I'm back!
Yes, this blog hit a sophomore slump for awhile there. But I have been reading and even reviewing, if not writing about it in this forum. My latest was a book called "Literary Seductions" by Frances Wilson -- I saw it referred to somewhere, looked it up in our catalogue at work and got it through interlibrary loan. Last weekend, I read it. It was OK though not to my standard of high-end literary gossip/lives for regular readers ("Parallel Lives" by Phyllis Rose being my high watermark in the genre). It was kind of a hybrid between academic treatise and layperson read. Maybe that's how they do it in the UK. Anyway a decent read. But not as good as the previous one, "Wild Nights!" by Joyce Carol Oates, which I have reviewed for an upcoming edition of Solares Hill. I know, I know, JCO's prodigious output can be intimidating. And I even made sure to write this review without using the word "prolific." But this is a good one, maybe because it's also on the literary lives vein -- but with the Oatesean twists of eerieness and weirdness pushed a few shoves beyond comfort level.
The stories are all very different from one another, which is good, and makes it difficult to choose a favorite.

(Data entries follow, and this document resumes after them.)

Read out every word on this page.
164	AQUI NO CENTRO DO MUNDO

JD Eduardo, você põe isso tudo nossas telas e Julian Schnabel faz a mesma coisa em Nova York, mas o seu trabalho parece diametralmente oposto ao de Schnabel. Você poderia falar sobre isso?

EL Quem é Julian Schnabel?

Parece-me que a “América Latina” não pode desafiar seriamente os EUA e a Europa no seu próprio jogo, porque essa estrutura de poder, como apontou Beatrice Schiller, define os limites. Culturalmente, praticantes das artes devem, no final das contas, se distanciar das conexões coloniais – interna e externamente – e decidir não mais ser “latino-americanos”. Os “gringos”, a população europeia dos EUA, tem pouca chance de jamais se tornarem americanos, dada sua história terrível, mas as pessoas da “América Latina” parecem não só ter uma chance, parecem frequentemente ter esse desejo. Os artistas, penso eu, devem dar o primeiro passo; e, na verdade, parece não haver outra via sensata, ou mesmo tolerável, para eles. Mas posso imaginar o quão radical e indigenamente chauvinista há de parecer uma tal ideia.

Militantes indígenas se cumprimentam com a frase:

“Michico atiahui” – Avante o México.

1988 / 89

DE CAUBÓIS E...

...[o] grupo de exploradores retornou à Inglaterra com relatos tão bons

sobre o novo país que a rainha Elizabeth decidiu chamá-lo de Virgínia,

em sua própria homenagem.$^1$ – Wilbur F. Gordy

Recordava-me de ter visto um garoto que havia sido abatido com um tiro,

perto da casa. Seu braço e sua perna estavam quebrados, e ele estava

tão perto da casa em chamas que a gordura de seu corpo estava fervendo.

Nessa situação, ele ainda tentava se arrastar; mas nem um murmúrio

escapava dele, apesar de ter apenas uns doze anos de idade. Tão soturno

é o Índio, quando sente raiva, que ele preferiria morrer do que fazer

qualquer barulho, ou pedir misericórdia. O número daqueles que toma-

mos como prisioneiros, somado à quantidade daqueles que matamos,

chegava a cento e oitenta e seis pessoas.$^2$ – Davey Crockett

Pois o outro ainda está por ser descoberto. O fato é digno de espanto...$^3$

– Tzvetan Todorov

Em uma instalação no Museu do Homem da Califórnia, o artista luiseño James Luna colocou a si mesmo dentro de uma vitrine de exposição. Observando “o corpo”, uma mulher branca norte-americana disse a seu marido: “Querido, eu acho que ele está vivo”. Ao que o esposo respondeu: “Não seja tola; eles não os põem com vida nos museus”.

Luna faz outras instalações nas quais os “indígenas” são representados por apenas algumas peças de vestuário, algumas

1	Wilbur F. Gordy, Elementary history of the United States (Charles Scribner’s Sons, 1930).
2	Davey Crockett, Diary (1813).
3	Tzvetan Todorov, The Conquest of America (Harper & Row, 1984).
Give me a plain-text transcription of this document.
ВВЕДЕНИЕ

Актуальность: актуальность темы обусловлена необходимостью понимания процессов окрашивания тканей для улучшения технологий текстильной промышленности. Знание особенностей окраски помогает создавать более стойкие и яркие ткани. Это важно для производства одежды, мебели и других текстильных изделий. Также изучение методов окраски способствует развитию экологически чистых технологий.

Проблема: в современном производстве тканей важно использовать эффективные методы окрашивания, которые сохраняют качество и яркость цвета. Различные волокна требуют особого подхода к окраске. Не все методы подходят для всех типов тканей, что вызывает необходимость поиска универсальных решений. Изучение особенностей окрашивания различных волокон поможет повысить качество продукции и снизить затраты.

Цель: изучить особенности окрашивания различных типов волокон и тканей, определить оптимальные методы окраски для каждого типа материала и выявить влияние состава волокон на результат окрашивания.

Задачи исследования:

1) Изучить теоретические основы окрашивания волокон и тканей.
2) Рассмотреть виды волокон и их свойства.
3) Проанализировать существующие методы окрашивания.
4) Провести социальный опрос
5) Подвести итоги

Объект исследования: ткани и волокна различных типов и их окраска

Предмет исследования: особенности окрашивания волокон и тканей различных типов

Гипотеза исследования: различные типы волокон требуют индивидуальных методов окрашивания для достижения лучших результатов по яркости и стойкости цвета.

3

I might have liked the first one the least, perhaps because of all the writers I've read the least Poe, perhaps because the 19th century diary style was a tad offputting. The Emily Dickinson robot story is savagely funny, the Hemingway story full of pathos. And, in an additional Key West link, the book is dedicated to Joyce and Seward Johnson, of sculpture and Key West Literary Seminar scholarship fame.
I also read "The Princess of Burundi," another Swedish mystery, this one by Kjell Eriksson (and from the FKCC collection). I thought it was a better read than "Sun Storm," and I enjoyed a little brain candy. But I think I'm done with the Swedish mystery genre for the moment -- my list of other reading, for review and for the upcoming seminar, is just too long. Fortunately the next is a combo: Tony Horwitz's new book, "A Voyage Long and Strange," about European interactions in the New World between Columbus and the Pilgrims. "Confederates in the Attic" is one of my all-time favorite nonfiction books, so I'm hoping Horwitz is on form with this one.